While Vietnam's influence in Africa pales in comparison with China's, a conference in Hanoi heard that there has been rapid growth in trade along with expanding Vietnamese assistance for African farming and other areas.

"The growing relationship between Africa and Vietnam is welcome because it has a great potential to develop productive capacity and contribute to the achievement of sustained growth and poverty reduction," UN Under Secretary General Cheick Sidi Diarra told the gathering of African and Vietnamese officials.

Trade turnover has jumped from 360 million dollars in 2003 to 2.1 billion dollars last year, Vietnam's Foreign Minister Pham Gia Khiem told the Vietnam-Africa Forum on Cooperation for Sustainable Development.

In addition, Vietnam has sent more than 300 agricultural experts to Africa in recent years under a series of agreements which involve partnership with the UN or a foreign donor, officials said.

"We have turned from a food importer with small-scale production into a... major exporter of agricultural, forestry and fishery products," Diep Kinh Tan, vice minister of agriculture and rural development, told the conference.

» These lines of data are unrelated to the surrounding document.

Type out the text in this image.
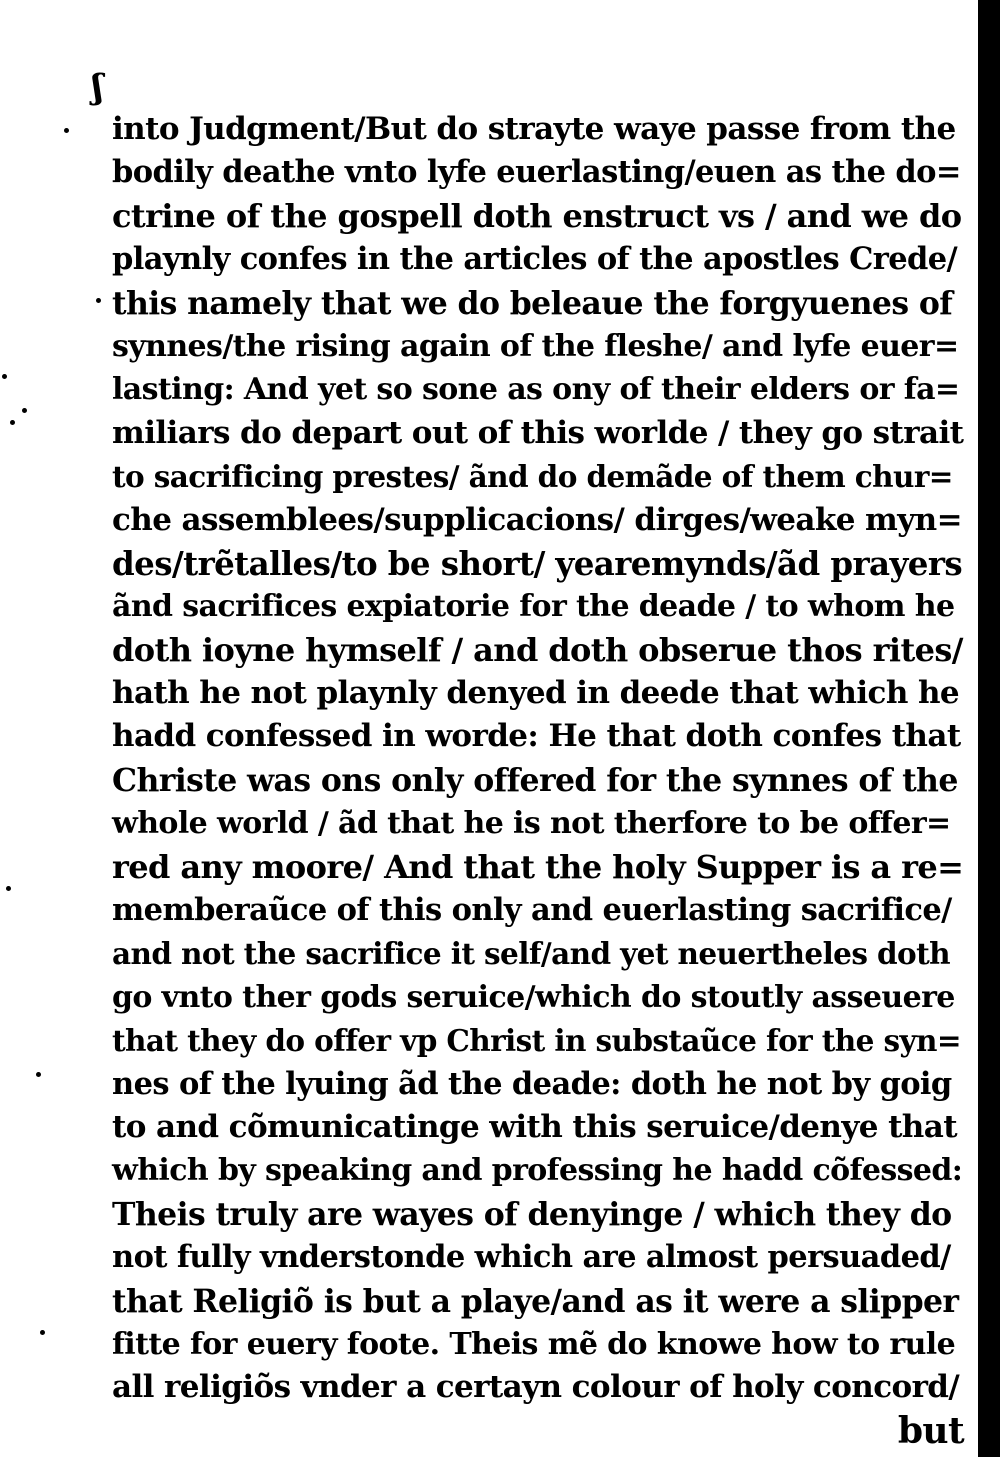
ʃ
into Judgment/But do strayte waye passe from the
bodily deathe vnto lyfe euerlasting/euen as the do=
ctrine of the gospell doth enstruct vs / and we do
playnly confes in the articles of the apostles Crede/
this namely that we do beleaue the forgyuenes of
synnes/the rising again of the fleshe/ and lyfe euer=
lasting: And yet so sone as ony of their elders or fa=
miliars do depart out of this worlde / they go strait
to sacrificing prestes/ ãnd do demãde of them chur=
che assemblees/supplicacions/ dirges/weake myn=
des/trẽtalles/to be short/ yearemynds/ãd prayers
ãnd sacrifices expiatorie for the deade / to whom he
doth ioyne hymself / and doth obserue thos rites/
hath he not playnly denyed in deede that which he
hadd confessed in worde: He that doth confes that
Christe was ons only offered for the synnes of the
whole world / ãd that he is not therfore to be offer=
red any moore/ And that the holy Supper is a re=
memberaũce of this only and euerlasting sacrifice/
and not the sacrifice it self/and yet neuertheles doth
go vnto ther gods seruice/which do stoutly asseuere
that they do offer vp Christ in substaũce for the syn=
nes of the lyuing ãd the deade: doth he not by goig
to and cõmunicatinge with this seruice/denye that
which by speaking and professing he hadd cõfessed:
Theis truly are wayes of denyinge / which they do
not fully vnderstonde which are almost persuaded/
that Religiõ is but a playe/and as it were a slipper
fitte for euery foote. Theis mẽ do knowe how to rule
all religiõs vnder a certayn colour of holy concord/
but
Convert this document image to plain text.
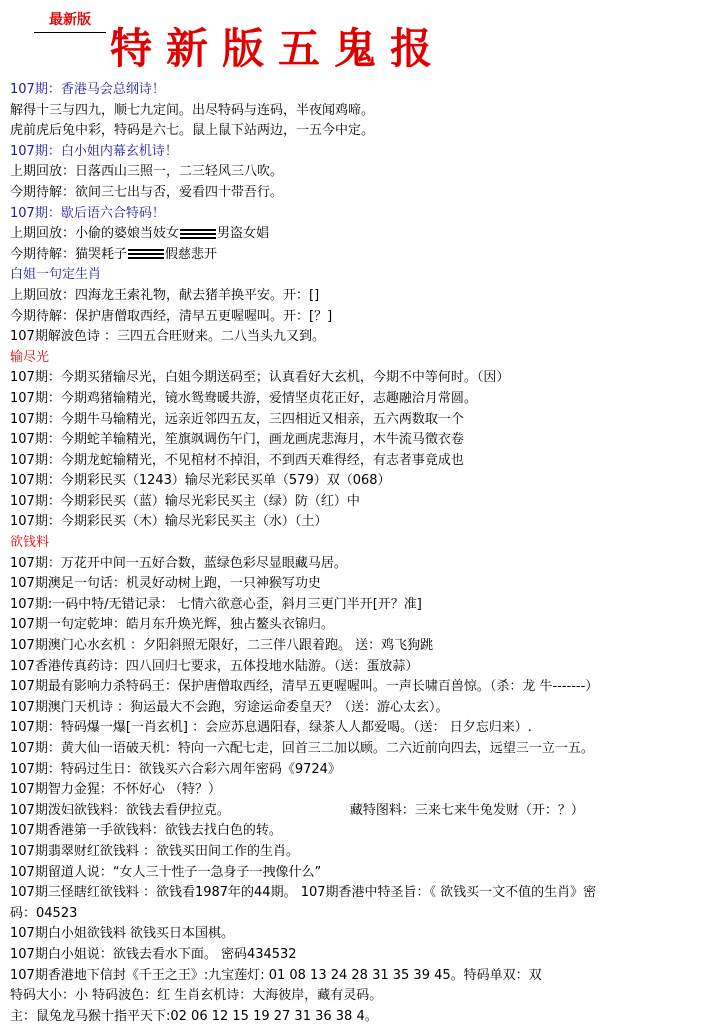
最新版
特新版五鬼报
107期：香港马会总纲诗！
解得十三与四九，顺七九定间。出尽特码与连码，半夜闻鸡啼。
虎前虎后兔中彩，特码是六七。鼠上鼠下站两边，一五今中定。
107期：白小姐内幕玄机诗！
上期回放：日落西山三照一，二三轻风三八吹。
今期待解：欲间三七出与否，爱看四十带吾行。
107期：歇后语六合特码！
上期回放：小偷的婆娘当妓女	男盗女娼
今期待解：猫哭耗子	假慈悲开
白姐一句定生肖
上期回放：四海龙王索礼物，献去猪羊换平安。开：[]
今期待解：保护唐僧取西经，清早五更喔喔叫。开：[？]
107期解波色诗 ：三四五合旺财来。二八当头九又到。
输尽光
107期：今期买猪输尽光，白姐今期送码至；认真看好大玄机，今期不中等何时。（因）
107期：今期鸡猪输精光，镜水鸳鸯暖共游，爱情坚贞花正好，志趣融洽月常圆。
107期：今期牛马输精光，远亲近邻四五友，三四相近又相亲，五六两数取一个
107期：今期蛇羊输精光，笙旗飒调伤午门，画龙画虎悲海月，木牛流马徵衣卷
107期：今期龙蛇输精光，不见棺材不掉泪，不到西天难得经，有志者事竟成也
107期：今期彩民买（1243）输尽光彩民买单（579）双（068）
107期：今期彩民买（蓝）输尽光彩民买主（绿）防（红）中
107期：今期彩民买（木）输尽光彩民买主（水）（土）
欲钱料
107期：万花开中间一五好合数，蓝绿色彩尽显眼藏马居。
107期澳足一句话：机灵好动树上跑，一只神猴写功史
107期:一码中特/无错记录： 七情六欲意心歪，斜月三更门半开[开？准]
107期一句定乾坤：皓月东升焕光辉，独占鳌头衣锦归。
107期澳门心水玄机 ：夕阳斜照无限好，二三伴八跟着跑。 送：鸡飞狗跳
107香港传真药诗：四八回归七要求，五体投地水陆游。（送：蛋放蒜）
107期最有影响力杀特码王：保护唐僧取西经，清早五更喔喔叫。一声长啸百兽惊。（杀：龙 牛-------）
107期澳门天机诗 ：狗运最大不会跑，穷途运命委皇天？（送：游心太玄）。
107期：特码爆一爆[一肖玄机] ：会应苏息遇阳春，绿茶人人都爱喝。（送： 日夕忘归来）.
107期：黄大仙一语破天机：特向一六配七走，回首三二加以顾。二六近前向四去，远望三一立一五。
107期：特码过生日：欲钱买六合彩六周年密码《9724》
107期智力金猩：不怀好心 （特？）
107期泼妇欲钱料：欲钱去看伊拉克。	藏特图料：三来七来牛兔发财（开：？）
107期香港第一手欲钱料：欲钱去找白色的转。
107期翡翠财红欲钱料 ：欲钱买田间工作的生肖。
107期留道人说：“女人三十性子一急身子一拽像什么”
107期三怪瞎红欲钱料 ：欲钱看1987年的44期。 107期香港中特圣旨：《 欲钱买一文不值的生肖》密
码：04523
107期白小姐欲钱料 欲钱买日本国棋。
107期白小姐说：欲钱去看水下面。 密码434532
107期香港地下信封《千王之王》:九宝莲灯: 01 08 13 24 28 31 35 39 45。特码单双：双
特码大小：小 特码波色：红 生肖玄机诗：大海彼岸，藏有灵码。
主：鼠兔龙马猴十指平天下:02 06 12 15 19 27 31 36 38 4。
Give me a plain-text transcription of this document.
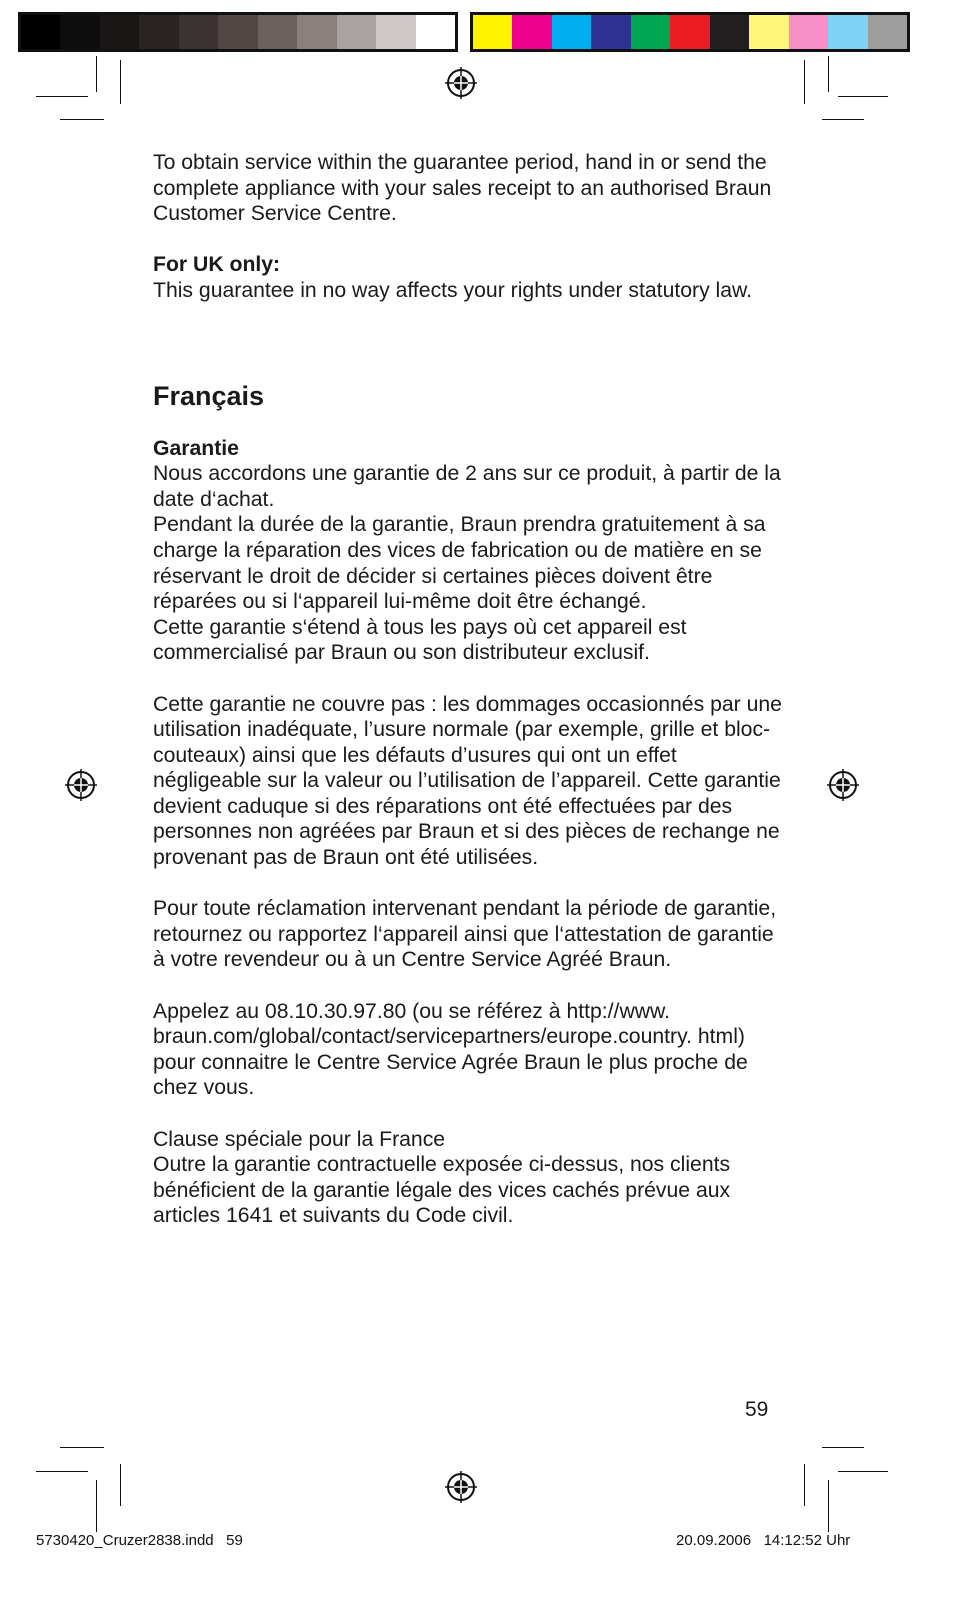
To obtain service within the guarantee period, hand in or send the complete appliance with your sales receipt to an authorised Braun Customer Service Centre.

For UK only:

This guarantee in no way affects your rights under statutory law.

Français

Garantie

Nous accordons une garantie de 2 ans sur ce produit, à partir de la date d‘achat.

Pendant la durée de la garantie, Braun prendra gratuitement à sa charge la réparation des vices de fabrication ou de matière en se réservant le droit de décider si certaines pièces doivent être réparées ou si l‘appareil lui-même doit être échangé.

Cette garantie s‘étend à tous les pays où cet appareil est commercialisé par Braun ou son distributeur exclusif.

Cette garantie ne couvre pas : les dommages occasionnés par une utilisation inadéquate, l’usure normale (par exemple, grille et bloc-couteaux) ainsi que les défauts d’usures qui ont un effet négligeable sur la valeur ou l’utilisation de l’appareil. Cette garantie devient caduque si des réparations ont été effectuées par des personnes non agréées par Braun et si des pièces de rechange ne provenant pas de Braun ont été utilisées.

Pour toute réclamation intervenant pendant la période de garantie, retournez ou rapportez l‘appareil ainsi que l‘attestation de garantie à votre revendeur ou à un Centre Service Agréé Braun.

Appelez au 08.10.30.97.80 (ou se référez à http://www. braun.com/global/contact/servicepartners/europe.country. html) pour connaitre le Centre Service Agrée Braun le plus proche de chez vous.

Clause spéciale pour la France

Outre la garantie contractuelle exposée ci-dessus, nos clients bénéficient de la garantie légale des vices cachés prévue aux articles 1641 et suivants du Code civil.

59
5730420_Cruzer2838.indd   59	20.09.2006   14:12:52 Uhr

Vietnam is the world's second-largest exporter of coffee and rice.

"Trade in agricultural, forestry, fishery and handicraft products has been crucial to the economic growth, job creation and poverty reduction in Vietnam," Tan said.

He added that the country had "basically eradicated hunger" and seen a remarkable drop in the number of poor households.

Mozambique, by contrast, does not produce enough basic foods to feed its people, 35 percent of whom suffer "chronic food insecurity", said the country's vice minister of agriculture, Antonio Limbau.

"The achievements of the government and people of Vietnam over the past 20 years in fighting hunger and poverty show that Mozambique has a lot to learn," he told the conference.

Under a Japanese-funded project this year, Vietnam will train Mozambican technicians and farmers in rice production, Limbau said.

The fraternal ties between Vietnam and some African nations are rooted in their mutual struggles for independence, but Prime Minister Nguyen Tan Dung said his country now has diplomatic ties with almost all of the continent's more than 50 countries.

Relations with Africa "have become an important part of Vietnam's foreign policy" in recent years, said Khiem, the foreign minister.

China has also steadily built up trade and economic ties with Africa, drawing accusations that it has taken a "neo-colonialist" attitude toward the continent, while befriending the isolated governments in Sudan and Zimbabwe.

Chinese official figures showed trade with Africa at 91 billion dollars last year.

Diarra said Vietnam's smaller presence is not seen in Africa as a counter to China.

"No, I don't think it's perceived that way. It's not one against the other" but rather complementary, he told AFP in an interview.

"The needs in Africa are huge and the resources are very limited," he said.